From The Kita Alps to Myorenji Temple in Kyoto
In nice clean clothes, we rode the Shinkansen (bullet train) part of the way to Kyoto and transfered to the bus, arriving in the afternoon. We were going to spend four nights in a Buddhist temple. How unique is that! Dubious at first, Myorenji Temple ...View image...is located in a quiet neighborhood within walking distance of Kyoto's main area. Myorenji Temple, part of the Nichiren Buddhist Sect, was founded 750 years ago and only takes guests who stay more than 2 days. The temple buildings are about 200 years old with a separate building for lodging. It was typical Japanese style with sliding shoji screens, simple tatami matted rooms, and a communal bathroom shared with the monks/priests still living here.
Beside the main temple, Myorenji has 8 sub-temples. With the luck of the draw, ex-Marine and I were given a gorgeous room with stunning partition paintings and the magnificent traditional rock garden right outside our room.

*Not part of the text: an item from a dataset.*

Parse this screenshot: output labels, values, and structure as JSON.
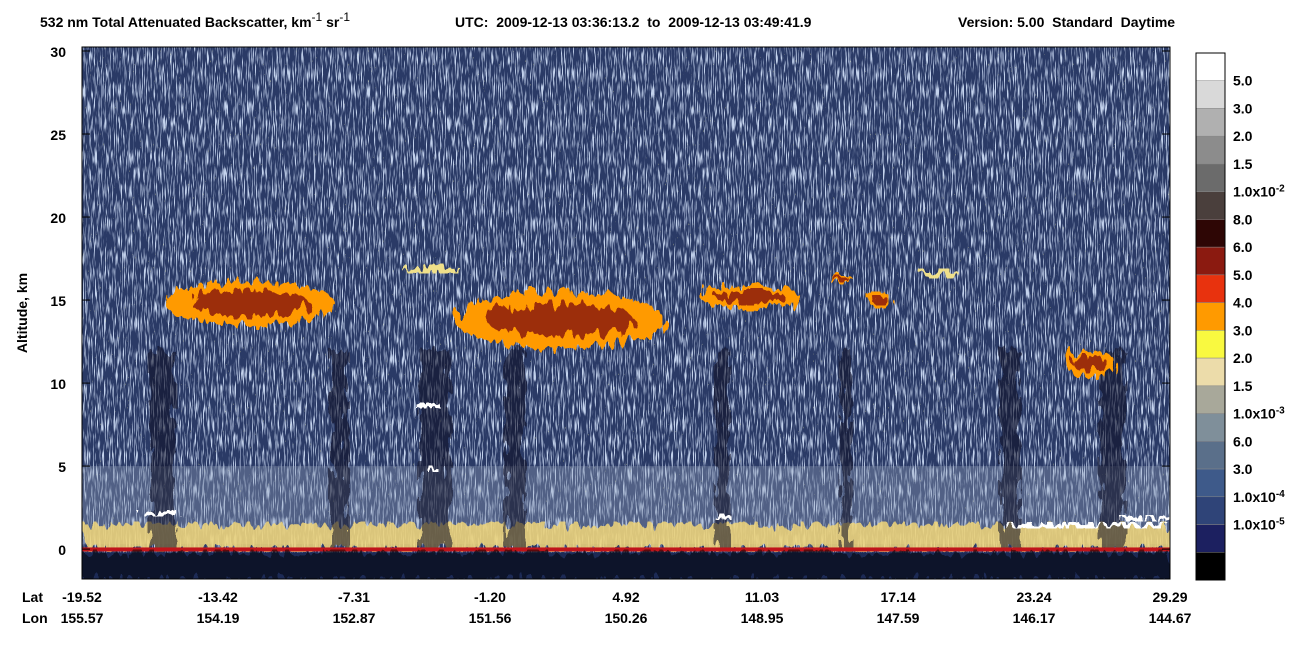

The rock garden of 16 arhats was created by a priest who directed the construction of the garden at the Katsura Imperial Villa. The terms may be trite but we were blown away by the chance to sleep and stay in Myorenji Temple.


When Kate told us we were going to stay in a Buddhist Monastery, ex-Marine and I were already considering changing to a regular hotel anticipating the worst. After mountain huts for a week, we were ready for a little more luxury. Instead Myorenji turned out to be a highlight.

The main elements of a rock garden are rocks and sand. The sand is raked in patterns that suggest rippling water while the rocks symbolize mountains. The gardens were raked every day to keep them in pristine condition. Rock gardens are also supposed to be viewed from a sitting position, not standing. Once all this was explained, I was able to see the beauty in one.

Myorenji Temple only had three drawbacks:
- There were no bathing facilities on the temple grounds. Once again, we clopped down the street to the public bathhouse, men on one side, women on the other;
- Daily morning services were held at 6:30 am and you could hear the drums from quite a distance; and
- The communal bathroom was close to our room and light sleeper, me, heard people coming and going (literally) at all hours through the thin shoji screens.
All minuses were a small price to pay for this opportunity. The entire Japanese Alp tour had turned out to be the cultural immersion I had hoped for.